Hubert pulled up and we headed for Stell's, a busy
Troy brewery run by a gang of beer-savvy Dutchmen Jack had been doing
business with for years. But the pickup and delivery of the moment
would be a departure for Jack: made in a borrowed truck by the man
himself, notable status reduction. His excuse was he was doing Packy
a favor. "He's in a bind with his Albany supplier, hates the
beer he has, but he's gotta take it." It proved to be the other
way around, Packy responding to Jack's request for a loan with a
pragmatic substitute—a deal. Packy would buy the beer at Jack's
price, even though he didn't need it; Jack would show a profit, Packy
would avoid making a cash loan that would probably never be repaid,
and Packy would have the beer, at least, to show for his investment.

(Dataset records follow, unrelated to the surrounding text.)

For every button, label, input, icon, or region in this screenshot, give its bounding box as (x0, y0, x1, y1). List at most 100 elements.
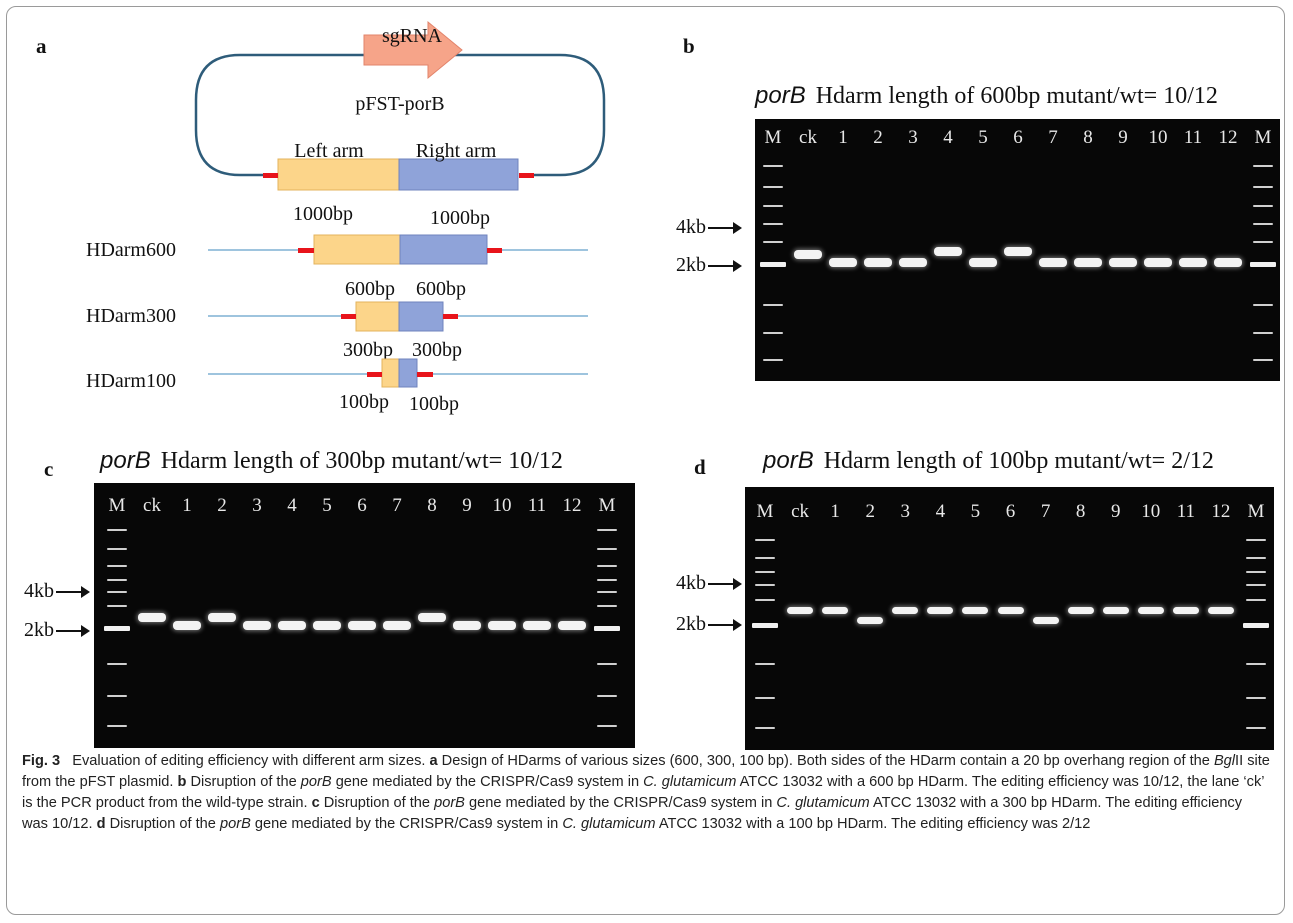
gel-b-ladder-rung (1253, 223, 1273, 225)
gel-b-band-lane-1 (829, 258, 857, 267)
gel-c-band-lane-ck (138, 613, 166, 622)
gel-b-lane-label-11: 10 (1148, 127, 1168, 148)
gel-c-lane-label-8: 7 (392, 495, 402, 516)
panel-label-b: b (683, 34, 695, 58)
gel-c-band-lane-1 (173, 621, 201, 630)
gel-b-lane-label-4: 3 (908, 127, 918, 148)
gel-b-lane-label-13: 12 (1218, 127, 1238, 148)
gel-d-ladder-rung (755, 599, 775, 601)
gel-d-lane-label-7: 6 (1005, 501, 1016, 522)
gel-c-band-lane-6 (348, 621, 376, 630)
arm300-left-bp: 600bp (345, 278, 395, 300)
gel-b-title-text: Hdarm length of 600bp mutant/wt= 10/12 (815, 83, 1218, 109)
gel-d-band-lane-12 (1207, 607, 1234, 614)
plasmid-overhang-right (519, 173, 534, 178)
caption-title: Evaluation of editing efficiency with di… (72, 753, 426, 769)
arm100-name: HDarm100 (86, 370, 176, 392)
gel-d-ladder-rung (1243, 623, 1269, 628)
gel-c-ladder-rung (597, 605, 617, 607)
gel-c-lane-label-2: 1 (182, 495, 192, 516)
plasmid-diagram: sgRNA pFST-porB Left arm Right arm 1000b… (86, 20, 606, 415)
gel-d-band-lane-10 (1137, 607, 1164, 614)
gel-d-band-lane-ck (787, 607, 814, 614)
gel-b-ladder-rung (763, 332, 783, 334)
arm600-name: HDarm600 (86, 239, 176, 261)
sgrna-label: sgRNA (382, 25, 443, 47)
gel-d-ladder-rung (755, 584, 775, 586)
panel-label-d: d (694, 455, 706, 479)
gel-d-band-lane-2 (857, 617, 884, 624)
gel-d-gene: porB (763, 447, 814, 474)
gel-d-ladder-rung (1246, 571, 1266, 573)
panel-label-a: a (36, 34, 47, 58)
arm600-left (313, 234, 401, 265)
gel-c-gene: porB (100, 447, 151, 474)
gel-d-lane-label-1: ck (791, 501, 810, 522)
gel-d-band-lane-5 (962, 607, 989, 614)
gel-b-gene: porB (755, 82, 806, 109)
gel-d-lane-label-5: 4 (935, 501, 946, 522)
gel-b-ladder-rung (763, 359, 783, 361)
gel-b-band-lane-ck (794, 250, 822, 259)
arm600-left-bp: 1000bp (293, 203, 353, 225)
gel-c-ladder-rung (107, 725, 127, 727)
gel-d-lane-label-3: 2 (865, 501, 875, 522)
figure-caption: Fig. 3 Evaluation of editing efficiency … (22, 753, 1270, 832)
gel-b-lane-label-10: 9 (1118, 127, 1128, 148)
gel-c-lane-label-13: 12 (562, 495, 582, 516)
gel-d-title-text: Hdarm length of 100bp mutant/wt= 2/12 (823, 448, 1214, 474)
gel-b-kb-2: 2kb (676, 254, 742, 277)
gel-d-ladder-rung (1246, 663, 1266, 665)
gel-d-band-lane-6 (997, 607, 1024, 614)
gel-c-ladder-rung (104, 626, 130, 631)
arm600-right (399, 234, 488, 265)
gel-d-ladder-rung (755, 697, 775, 699)
gel-d-lane-label-4: 3 (900, 501, 911, 522)
gel-b-lane-label-3: 2 (873, 127, 883, 148)
gel-b-band-lane-4 (934, 247, 962, 256)
gel-c-band-lane-2 (208, 613, 236, 622)
gel-c-ladder-rung (107, 605, 127, 607)
gel-d-ladder-rung (1246, 697, 1266, 699)
gel-b-ladder-rung (760, 262, 786, 267)
gel-b-lane-label-0: M (764, 127, 782, 148)
gel-c-band-lane-3 (243, 621, 271, 630)
gel-d-lane-label-2: 1 (830, 501, 840, 522)
gel-d-ladder-rung (755, 663, 775, 665)
gel-b-ladder-rung (763, 165, 783, 167)
gel-c-lane-label-4: 3 (252, 495, 262, 516)
gel-c-lane-label-14: M (598, 495, 616, 516)
arm100-right (398, 358, 418, 388)
gel-b-lane-label-2: 1 (838, 127, 848, 148)
gel-c-lane-label-11: 10 (492, 495, 512, 516)
arm100-right-bp-bottom: 100bp (409, 393, 459, 415)
gel-d-band-lane-1 (822, 607, 849, 614)
gel-c-kb-2: 2kb (24, 619, 90, 642)
gel-c-ladder-rung (597, 579, 617, 581)
gel-c-ladder-rung (107, 663, 127, 665)
gel-d-kb-2: 2kb (676, 613, 742, 636)
panel-label-c: c (44, 457, 54, 481)
gel-c-band-lane-12 (558, 621, 586, 630)
gel-b-ladder-rung (763, 304, 783, 306)
gel-c-ladder-rung (107, 591, 127, 593)
gel-b-lane-label-14: M (1254, 127, 1272, 148)
gel-b-ladder-rung (763, 223, 783, 225)
gel-b-lane-label-7: 6 (1013, 127, 1023, 148)
gel-d-band-lane-4 (927, 607, 954, 614)
gel-b-ladder-rung (1253, 359, 1273, 361)
gel-d-band-lane-3 (892, 607, 919, 614)
arm100-right-bp: 300bp (412, 339, 462, 361)
gel-d-ladder-rung (755, 539, 775, 541)
gel-d-lane-label-6: 5 (970, 501, 981, 522)
gel-c-band-lane-10 (488, 621, 516, 630)
gel-d-lane-label-8: 7 (1040, 501, 1051, 522)
gel-b-ladder-rung (1250, 262, 1276, 267)
arm100-left-bp: 300bp (343, 339, 393, 361)
gel-d-ladder-rung (755, 727, 775, 729)
gel-d-band-lane-9 (1102, 607, 1129, 614)
gel-b-band-lane-7 (1039, 258, 1067, 267)
gel-b-band-lane-3 (899, 258, 927, 267)
gel-b-lane-label-8: 7 (1048, 127, 1058, 148)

We drove up Broadway and through North Albany, past
the streets of my own neighborhood: Emmett, Albany, Mohawk, Genesee,
Erie, then the park in front of Sacred Heart Church on Walter and
North Second Streets, a view which provided me with a pang of
recognition and a sliver of insight which made this trip worth
recording. I remembered how my father looked, sitting on a park bench
in the years just before his death, teeth too prominent, like a
skull's mindless grin, his brain almost as white as his hair,
watching the trolleys go to Troy and back. I tried to imagine what
that man, who never stole a nickel in his life, would make of his son
being on Jack's payroll, a speculation which, I know, reveals more of
me than of the old man.
My father was not a religious man in his youth and
middle years. He routinely did his Easter duty, kept the
Commandments, but often slept through the Sunday slate of masses. Yet
he ended his days at daily mass, even serving for the priest when the
altar boy of the day overslept. I've long tried to persuade myself
that his final conversion to piety was more than simplistic fear of
the next, for my father was complex, a teacher, a Latin scholar who
named me for his favorite Stoic. Remembering him, then, at that
moment by the park when I was also conscious of how Jack was
regularly telling his beads, and when l was questioning my own
irrational reading of Aquinas long after I'd lost my faith, I knew
all three of us were hounded by religious confusion: Jack out of
Saint Anne's, both my father and I out of Sacred Heart, products all
of the ecclesiastical Irish sweat glands, obeisant before the void,
trying to discover something.
And as we passed Sacred Heart, I looked at Jack and
said to him, "My old man used to sit in that park and watch the
world go by when he got old."
Jack craned his neck for a
look, smiling at the thought. His own yellowing skin, and his teeth
with too much prominence, gave me back the face of my father. And
thought then that I knew what they were both looking for. I thought:
They have misplaced tomorrow and are looking for it. And the search
is ruining today.
* * *
We stopped at a garage on Fourth Street in Troy to
pick up the truck Jack was borrowing from a fellow named Curley, who
once drove for him. Curley had gone off on his own and now had a
fleet of Macks and Reos which did heavy duty on the highways on
behalf of public thirst. Hubert got the keys for our truck and drove
it from a back lot to the gas pump in front of the garage, where a
kid attendant in overalls gassed us up with Socony.